La trama del primo "Life Is Strange" era imperniata su una tempesta, facente da cardine e checkpoint per lo sviluppo del gioco. Il prequel, cui ad oggi i Daughter contribuiscono con una colonna sonora originale, torna indietro nel tempo, tre anni prima della tempesta, appunto "Before The Storm". Una scelta azzeccatissima, quella di ingaggiare Elena Tonra e i suoi due fidi strumentisti, che riescono a costituirsi come anello mancante tra un dream-pop accessibile e un post-rock evocativo, accompagnando il tono drammatico della storia, tanto da elevarla a un'atmosfera cinematografica piuttosto che videoludica.

Con il primo singolo estratto, "Burn It Down", si ha un primo corposo assaggio dell'epicità che contraddistingue questo disco. Una drum machine incalzante, quasi drum'n'bass, accompagna un'Elena Tonra più imponente del solito nel canto. Potrebbe ricordare il tono drammatico della prima Lana Del Rey durante il chorus, ma la sua voce eterea si ricompone in fretta. Il pezzo è evocativo e pop, pur conservando una pienezza post-rock nelle linee compositive. Gli elementi sonori del singolo sono le fondamenta che ritroviamo quasi in tutte le tracce (seppur in chiave più o meno ambientale), come se fossero un marchio di fabbrica di "Music From Before The Storm", rendendo perfettamente coerente il tono della colonna sonora.

La formazione britannica dimostra un'elasticità inaspettata. Costruisce da un lato dolci e possenti ritratti post-rock, affidandosi ai loro soliti maestri (Mogwai, Explosion In The Sky e Godspeed You! Black Emperor), quali la delicatissima "Glass", l'esplosiva "Flaws" (che va ascoltata a volume abbastanza alto da poter essere inondati dalla detonazione di metà brano) e le tipiche "Hope" e "Witches"; dall'altro, invece, sperimenta brani ambient, in cui la voce della lead singer viene utilizzata come uno strumento, in maniere anche più azzardate rispetto ai talvolta analoghi Sigur Ròs. Un'eccellente prova per i Daughter, che per questa volta non vogliono solo creare la classica melodia melodrammatica, ma esplorarla e scomporla in modi non necessariamente logici, com'è d'altronde il flusso degli eventi del videogame. Emblema di quanto detto sono sicuramente "Departure", ma soprattutto "I Can't Live Here Anymore" e "Improve". Toni più tipici per il trio inglese si incontrano passando solo per "All I Wanted" e "Dreams Of William", riservandosi anche uno scossone ritmico con "The Right Way Around", che finisce per ricordare una versione degli Awolnation minimizzata.

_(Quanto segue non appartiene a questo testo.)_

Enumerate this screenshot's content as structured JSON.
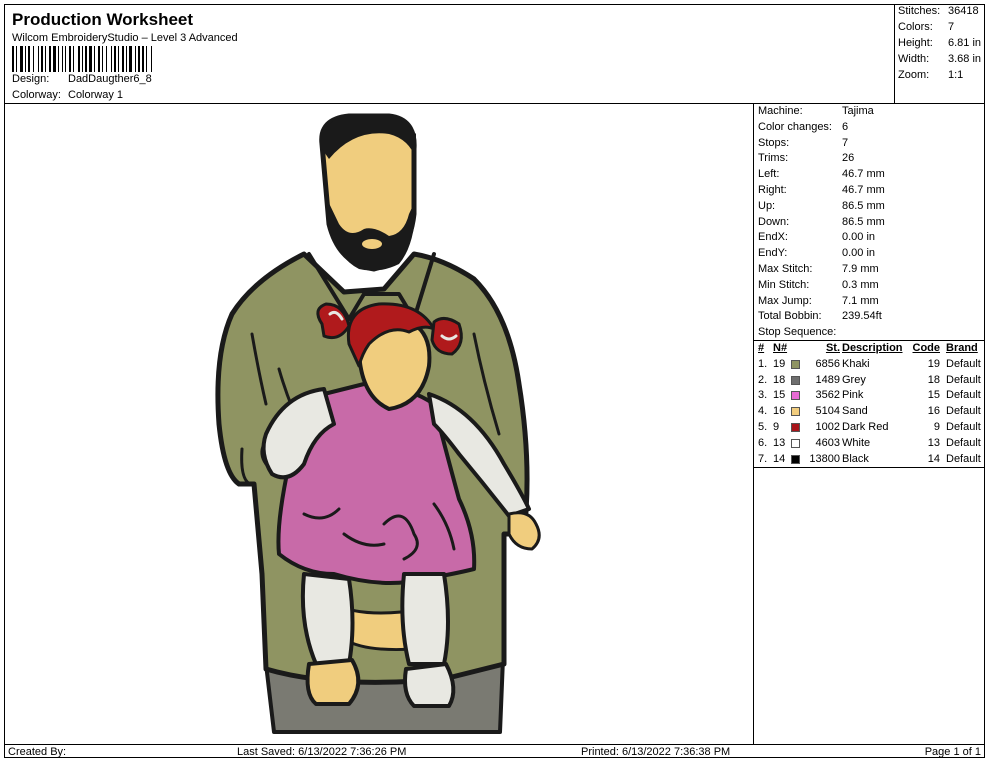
{
  "header": {
    "title": "Production Worksheet",
    "software": "Wilcom EmbroideryStudio – Level 3 Advanced",
    "design_label": "Design:",
    "design_value": "DadDaugther6_8",
    "colorway_label": "Colorway:",
    "colorway_value": "Colorway 1"
  },
  "summary": [
    {
      "label": "Stitches:",
      "value": "36418"
    },
    {
      "label": "Colors:",
      "value": "7"
    },
    {
      "label": "Height:",
      "value": "6.81 in"
    },
    {
      "label": "Width:",
      "value": "3.68 in"
    },
    {
      "label": "Zoom:",
      "value": "1:1"
    }
  ],
  "specs": [
    {
      "label": "Machine:",
      "value": "Tajima"
    },
    {
      "label": "Color changes:",
      "value": "6"
    },
    {
      "label": "Stops:",
      "value": "7"
    },
    {
      "label": "Trims:",
      "value": "26"
    },
    {
      "label": "Left:",
      "value": "46.7 mm"
    },
    {
      "label": "Right:",
      "value": "46.7 mm"
    },
    {
      "label": "Up:",
      "value": "86.5 mm"
    },
    {
      "label": "Down:",
      "value": "86.5 mm"
    },
    {
      "label": "EndX:",
      "value": "0.00 in"
    },
    {
      "label": "EndY:",
      "value": "0.00 in"
    },
    {
      "label": "Max Stitch:",
      "value": "7.9 mm"
    },
    {
      "label": "Min Stitch:",
      "value": "0.3 mm"
    },
    {
      "label": "Max Jump:",
      "value": "7.1 mm"
    },
    {
      "label": "Total Bobbin:",
      "value": "239.54ft"
    }
  ],
  "stop_sequence": {
    "title": "Stop Sequence:",
    "headers": {
      "num": "#",
      "n": "N#",
      "st": "St.",
      "desc": "Description",
      "code": "Code",
      "brand": "Brand"
    },
    "rows": [
      {
        "num": "1.",
        "n": "19",
        "color": "#8f9462",
        "st": "6856",
        "desc": "Khaki",
        "code": "19",
        "brand": "Default"
      },
      {
        "num": "2.",
        "n": "18",
        "color": "#6e6e6e",
        "st": "1489",
        "desc": "Grey",
        "code": "18",
        "brand": "Default"
      },
      {
        "num": "3.",
        "n": "15",
        "color": "#e86ad4",
        "st": "3562",
        "desc": "Pink",
        "code": "15",
        "brand": "Default"
      },
      {
        "num": "4.",
        "n": "16",
        "color": "#f2cd7e",
        "st": "5104",
        "desc": "Sand",
        "code": "16",
        "brand": "Default"
      },
      {
        "num": "5.",
        "n": "9",
        "color": "#a8141a",
        "st": "1002",
        "desc": "Dark Red",
        "code": "9",
        "brand": "Default"
      },
      {
        "num": "6.",
        "n": "13",
        "color": "#ffffff",
        "st": "4603",
        "desc": "White",
        "code": "13",
        "brand": "Default"
      },
      {
        "num": "7.",
        "n": "14",
        "color": "#000000",
        "st": "13800",
        "desc": "Black",
        "code": "14",
        "brand": "Default"
      }
    ]
  },
  "footer": {
    "created_by": "Created By:",
    "last_saved": "Last Saved: 6/13/2022 7:36:26 PM",
    "printed": "Printed: 6/13/2022 7:36:38 PM",
    "page": "Page 1 of 1"
  },
  "design_colors": {
    "khaki": "#8f9462",
    "grey": "#7a7a72",
    "pink": "#c86aa8",
    "sand": "#f0cd7e",
    "dark_red": "#b01a1c",
    "white": "#e8e8e2",
    "black": "#1a1a1a"
  }
}
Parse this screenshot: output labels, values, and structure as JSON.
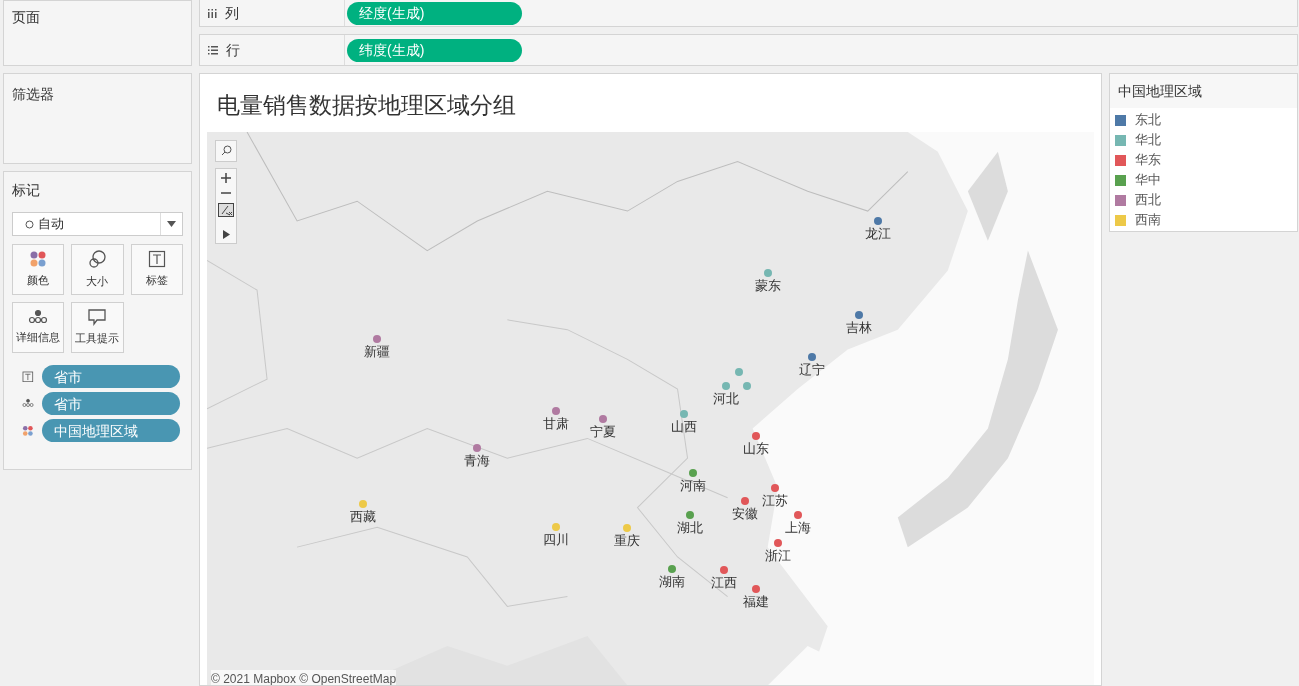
{
  "pages_shelf": {
    "title": "页面"
  },
  "filters_shelf": {
    "title": "筛选器"
  },
  "marks": {
    "title": "标记",
    "mark_type": "自动",
    "buttons": [
      {
        "kind": "color",
        "label": "颜色"
      },
      {
        "kind": "size",
        "label": "大小"
      },
      {
        "kind": "label",
        "label": "标签"
      },
      {
        "kind": "detail",
        "label": "详细信息"
      },
      {
        "kind": "tooltip",
        "label": "工具提示"
      }
    ],
    "fields": [
      {
        "kind": "label",
        "name": "省市"
      },
      {
        "kind": "detail",
        "name": "省市"
      },
      {
        "kind": "color",
        "name": "中国地理区域"
      }
    ]
  },
  "columns_shelf": {
    "label": "列",
    "pill": "经度(生成)"
  },
  "rows_shelf": {
    "label": "行",
    "pill": "纬度(生成)"
  },
  "view": {
    "title": "电量销售数据按地理区域分组",
    "attribution": "© 2021 Mapbox © OpenStreetMap",
    "points": [
      {
        "label": "龙江",
        "color": "#4e79a7"
      },
      {
        "label": "蒙东",
        "color": "#76b7b2"
      },
      {
        "label": "吉林",
        "color": "#4e79a7"
      },
      {
        "label": "新疆",
        "color": "#b07aa1"
      },
      {
        "label": "辽宁",
        "color": "#4e79a7"
      },
      {
        "color": "#76b7b2"
      },
      {
        "color": "#76b7b2"
      },
      {
        "label": "河北",
        "color": "#76b7b2"
      },
      {
        "label": "甘肃",
        "color": "#b07aa1"
      },
      {
        "label": "宁夏",
        "color": "#b07aa1"
      },
      {
        "label": "山西",
        "color": "#76b7b2"
      },
      {
        "label": "山东",
        "color": "#e15759"
      },
      {
        "label": "青海",
        "color": "#b07aa1"
      },
      {
        "label": "河南",
        "color": "#59a14f"
      },
      {
        "label": "江苏",
        "color": "#e15759"
      },
      {
        "label": "安徽",
        "color": "#e15759"
      },
      {
        "label": "西藏",
        "color": "#edc948"
      },
      {
        "label": "湖北",
        "color": "#59a14f"
      },
      {
        "label": "上海",
        "color": "#e15759"
      },
      {
        "label": "四川",
        "color": "#edc948"
      },
      {
        "label": "重庆",
        "color": "#edc948"
      },
      {
        "label": "浙江",
        "color": "#e15759"
      },
      {
        "label": "湖南",
        "color": "#59a14f"
      },
      {
        "label": "江西",
        "color": "#e15759"
      },
      {
        "label": "福建",
        "color": "#e15759"
      }
    ]
  },
  "legend": {
    "title": "中国地理区域",
    "items": [
      {
        "label": "东北",
        "color": "#4e79a7"
      },
      {
        "label": "华北",
        "color": "#76b7b2"
      },
      {
        "label": "华东",
        "color": "#e15759"
      },
      {
        "label": "华中",
        "color": "#59a14f"
      },
      {
        "label": "西北",
        "color": "#b07aa1"
      },
      {
        "label": "西南",
        "color": "#edc948"
      }
    ]
  }
}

Un disco sopra la media, a chiara conferma che soundtrack per videogiochi non voglia dire per forza banalità. Recentemente anche i 65daysofstatic si erano cimentati in una colonna sonora videoludica, sonorizzando "No Man's Sky", e sembra che proprio da quel post-rock addolcito e smussato ripartano i Daughter in questa occasione. Una conferma inattesa, che senz'altro alza le aspettative per il prossimo lavoro in studio della band.